I've recently replaced the thermostat to a bathroom electric baseboard unit. When taking the old thermostat out, I 'thought' I had installed the wires the same way but blew the main breaker.. opps!

This is what I have:
from the wall I have one black and one white wire that belong to the baseboard unit. Then I have two connected black wires and two connected white wires.
I'm trying to install a basic Honeywell dial thermostat. On the back of the thermostat I have two black wires labeled L1 and T1 and two red wires labeled L2 and T2.

Can anyone help install this properly?
Thank you.


----------



## kok328 (Oct 15, 2010)

Is this a 240 volt heater (double pole breaker that tripped)?


----------



## MattC (Oct 15, 2010)

Yes it is a 240v heater. And I actually popped the main breaker for my condo.


----------



## kok328 (Oct 15, 2010)

Yea, I just realized you had said Main.
If you could post a pic, that would really help cause I'm kinda lost on the part where you say _"Then I have two connected black wires and two connected white wires."_


----------



## MattC (Oct 15, 2010)

This is what I have.


----------



## kok328 (Oct 15, 2010)

So the two wires on the right went to the heater and the heater is 240 Volt?
If this is the case then the white wire on the right should have 120 Volts and should have had black tape wrapped around it to indicate that it's hot not neutral.  How about a pic of the connection points to the heater and the thermostat?
I just want to be sure what your looking at before telling you how to hook it up.


----------



## paul52446m (Oct 15, 2010)

MattC said:


> Hello,
> 
> I've recently replaced the thermostat to a bathroom electric baseboard unit. When taking the old thermostat out, I 'thought' I had installed the wires the same way but blew the main breaker.. opps!
> 
> ...


 single  Black from box to L1 of stat.  single white in box to T1 on stat. cap off the two reds separately. If its wired the way i think it is at the baseboard unit, then this will work. Later Paul


----------



## kok328 (Oct 15, 2010)

Actually, I was thinking black wire to L1 of the stat, white wire to L2 of the stat and T1 & T2 to the baseboard heater.  However, I want to make sure what he has before we do anything.


----------



## paul52446m (Oct 15, 2010)

I would say by looking at his box that they run 220 to the box black and white, and the run that 220 to the baseboard which would be the other black and white that are tied together and then they wired a cable black and white back to the box to break one line through the stat. alot of guys do it this way. There would not be any neutral wires there.   paul


----------



## MattC (Oct 16, 2010)

Hey guys thanks for all the help.

Just for more clarification. There are three heater units all with their own thermostat wired to one breaker. 

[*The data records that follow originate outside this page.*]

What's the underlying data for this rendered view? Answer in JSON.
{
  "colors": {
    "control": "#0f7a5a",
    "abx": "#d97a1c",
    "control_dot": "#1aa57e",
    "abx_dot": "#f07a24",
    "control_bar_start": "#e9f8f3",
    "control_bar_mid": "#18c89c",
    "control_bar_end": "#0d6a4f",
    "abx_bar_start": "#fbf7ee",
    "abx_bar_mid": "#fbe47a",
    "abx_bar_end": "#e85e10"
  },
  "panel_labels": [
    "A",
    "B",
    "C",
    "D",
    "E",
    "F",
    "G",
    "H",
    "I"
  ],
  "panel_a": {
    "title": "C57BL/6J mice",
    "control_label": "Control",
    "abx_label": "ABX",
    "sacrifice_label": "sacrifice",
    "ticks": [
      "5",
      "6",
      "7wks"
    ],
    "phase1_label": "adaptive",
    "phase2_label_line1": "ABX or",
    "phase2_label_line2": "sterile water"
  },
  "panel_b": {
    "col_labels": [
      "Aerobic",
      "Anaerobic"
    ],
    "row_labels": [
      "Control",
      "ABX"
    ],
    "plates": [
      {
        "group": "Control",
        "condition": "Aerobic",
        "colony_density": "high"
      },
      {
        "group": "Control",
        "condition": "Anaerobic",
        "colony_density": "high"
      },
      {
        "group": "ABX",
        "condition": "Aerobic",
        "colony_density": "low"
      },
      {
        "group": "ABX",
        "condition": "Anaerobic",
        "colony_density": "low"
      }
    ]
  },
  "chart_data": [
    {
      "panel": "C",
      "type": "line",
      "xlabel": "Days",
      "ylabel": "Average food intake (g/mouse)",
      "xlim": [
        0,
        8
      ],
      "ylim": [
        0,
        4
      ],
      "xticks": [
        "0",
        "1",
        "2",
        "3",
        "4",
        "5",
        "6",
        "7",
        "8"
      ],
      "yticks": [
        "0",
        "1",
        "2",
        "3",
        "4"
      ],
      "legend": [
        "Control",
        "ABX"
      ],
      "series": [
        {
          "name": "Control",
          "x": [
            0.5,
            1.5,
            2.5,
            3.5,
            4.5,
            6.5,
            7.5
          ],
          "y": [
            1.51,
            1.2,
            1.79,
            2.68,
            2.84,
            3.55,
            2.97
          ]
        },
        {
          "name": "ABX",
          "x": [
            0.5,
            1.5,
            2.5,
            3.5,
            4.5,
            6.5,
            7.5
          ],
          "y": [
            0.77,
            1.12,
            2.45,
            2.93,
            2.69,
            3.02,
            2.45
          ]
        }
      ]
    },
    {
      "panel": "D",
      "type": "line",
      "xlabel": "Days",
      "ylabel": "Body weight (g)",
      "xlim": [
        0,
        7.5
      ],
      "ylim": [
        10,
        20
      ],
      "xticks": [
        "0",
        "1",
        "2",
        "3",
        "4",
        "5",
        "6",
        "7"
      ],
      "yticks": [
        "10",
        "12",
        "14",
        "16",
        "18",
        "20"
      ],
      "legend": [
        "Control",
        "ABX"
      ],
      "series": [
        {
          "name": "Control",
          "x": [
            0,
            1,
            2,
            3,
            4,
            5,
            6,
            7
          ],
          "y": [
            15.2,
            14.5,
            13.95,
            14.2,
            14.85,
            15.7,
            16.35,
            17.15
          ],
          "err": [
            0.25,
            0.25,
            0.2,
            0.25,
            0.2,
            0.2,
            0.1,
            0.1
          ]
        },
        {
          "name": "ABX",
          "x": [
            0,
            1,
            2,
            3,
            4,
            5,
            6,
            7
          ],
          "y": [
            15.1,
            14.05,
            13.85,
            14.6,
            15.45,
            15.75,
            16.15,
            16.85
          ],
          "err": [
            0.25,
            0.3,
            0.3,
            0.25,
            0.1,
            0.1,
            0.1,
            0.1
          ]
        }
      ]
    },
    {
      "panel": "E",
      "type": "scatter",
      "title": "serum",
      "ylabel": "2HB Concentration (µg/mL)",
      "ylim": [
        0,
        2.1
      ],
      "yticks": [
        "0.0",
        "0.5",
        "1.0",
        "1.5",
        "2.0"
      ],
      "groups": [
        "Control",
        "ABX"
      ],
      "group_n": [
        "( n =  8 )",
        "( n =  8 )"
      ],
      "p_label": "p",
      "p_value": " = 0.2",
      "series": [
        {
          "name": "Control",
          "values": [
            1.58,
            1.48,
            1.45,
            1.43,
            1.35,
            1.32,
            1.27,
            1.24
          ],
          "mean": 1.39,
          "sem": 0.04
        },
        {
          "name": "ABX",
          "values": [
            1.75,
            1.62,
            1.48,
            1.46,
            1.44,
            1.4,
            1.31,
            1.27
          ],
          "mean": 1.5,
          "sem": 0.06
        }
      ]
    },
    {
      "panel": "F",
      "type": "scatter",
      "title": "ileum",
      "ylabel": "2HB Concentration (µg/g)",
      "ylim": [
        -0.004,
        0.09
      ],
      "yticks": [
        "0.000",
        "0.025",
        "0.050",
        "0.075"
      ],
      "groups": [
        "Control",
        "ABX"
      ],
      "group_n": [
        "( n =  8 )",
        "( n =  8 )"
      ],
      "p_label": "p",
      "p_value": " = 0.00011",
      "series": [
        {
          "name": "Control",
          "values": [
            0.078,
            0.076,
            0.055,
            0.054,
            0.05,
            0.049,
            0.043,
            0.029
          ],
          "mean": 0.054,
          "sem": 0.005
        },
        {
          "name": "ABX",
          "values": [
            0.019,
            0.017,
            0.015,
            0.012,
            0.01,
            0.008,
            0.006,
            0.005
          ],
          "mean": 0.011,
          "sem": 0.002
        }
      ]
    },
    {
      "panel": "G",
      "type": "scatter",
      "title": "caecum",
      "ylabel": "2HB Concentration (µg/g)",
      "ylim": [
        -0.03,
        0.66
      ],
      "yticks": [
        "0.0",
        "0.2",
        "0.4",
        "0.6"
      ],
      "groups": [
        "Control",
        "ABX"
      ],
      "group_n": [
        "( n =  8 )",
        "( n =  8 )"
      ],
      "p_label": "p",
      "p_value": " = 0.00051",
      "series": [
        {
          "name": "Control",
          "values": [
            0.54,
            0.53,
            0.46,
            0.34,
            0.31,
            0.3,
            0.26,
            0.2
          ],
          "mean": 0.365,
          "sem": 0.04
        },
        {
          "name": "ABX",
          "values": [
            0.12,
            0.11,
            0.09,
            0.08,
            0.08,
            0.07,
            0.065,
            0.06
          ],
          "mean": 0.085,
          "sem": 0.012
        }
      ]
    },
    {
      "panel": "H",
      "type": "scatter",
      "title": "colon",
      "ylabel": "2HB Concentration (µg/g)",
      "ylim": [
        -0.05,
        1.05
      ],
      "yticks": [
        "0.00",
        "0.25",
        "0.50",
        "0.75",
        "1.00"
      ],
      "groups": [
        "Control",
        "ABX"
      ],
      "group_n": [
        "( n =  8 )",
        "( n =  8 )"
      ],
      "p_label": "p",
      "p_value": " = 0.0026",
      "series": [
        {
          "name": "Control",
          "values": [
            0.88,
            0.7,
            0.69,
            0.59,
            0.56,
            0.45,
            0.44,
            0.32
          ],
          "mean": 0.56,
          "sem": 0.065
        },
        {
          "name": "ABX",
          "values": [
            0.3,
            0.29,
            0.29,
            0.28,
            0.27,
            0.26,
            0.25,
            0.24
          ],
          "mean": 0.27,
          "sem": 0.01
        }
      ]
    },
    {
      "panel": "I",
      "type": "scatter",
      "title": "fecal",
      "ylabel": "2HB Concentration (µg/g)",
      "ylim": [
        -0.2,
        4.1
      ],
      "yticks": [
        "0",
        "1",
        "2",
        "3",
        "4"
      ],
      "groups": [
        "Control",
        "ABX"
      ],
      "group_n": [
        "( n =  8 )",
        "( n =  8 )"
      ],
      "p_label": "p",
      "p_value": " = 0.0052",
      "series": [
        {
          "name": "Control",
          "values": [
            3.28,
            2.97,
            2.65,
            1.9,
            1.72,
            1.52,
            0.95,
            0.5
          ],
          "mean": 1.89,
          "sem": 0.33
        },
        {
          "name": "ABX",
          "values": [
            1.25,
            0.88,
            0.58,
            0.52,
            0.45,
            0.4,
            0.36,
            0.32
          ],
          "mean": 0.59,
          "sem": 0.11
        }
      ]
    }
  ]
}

In the picture the white and black on the right are dead and go to the heater.
The wires on the left: two go to the next heater on the floor and are dead. And the other two most likely come from the first heater and are hot. 
(breaker is off)

Here is the back of the thermostat.


----------



## paul52446m (Oct 16, 2010)

If you have hot wires in that box when the breaker is off, i would say you 
 better call in a pro to check this out. If i was there to check it then i could tell you what is wrong and fix it. later paul


----------



## MattC (Oct 16, 2010)

lol no wires are live with the break off.


----------



## MattC (Oct 17, 2010)

Ok problem solved.
Solution:
L1 black 120v
L2 white 120v
T1 black heater
T2 white heater

Tested, didn't blow the main again and works.

Thanks for the help.


----------



## steve1965 (Oct 31, 2010)

Not sure on your wiring issue, but you definitely have a breaker issue.  If the breaker for the feed didnt trip and the main did then the feeder breaker is either incorrectly sized or is not working, or possibly the main is weak.  Just something else to worry about.


----------



## MattC (Nov 2, 2010)

thanks for the input. I'll have that looked at.


----------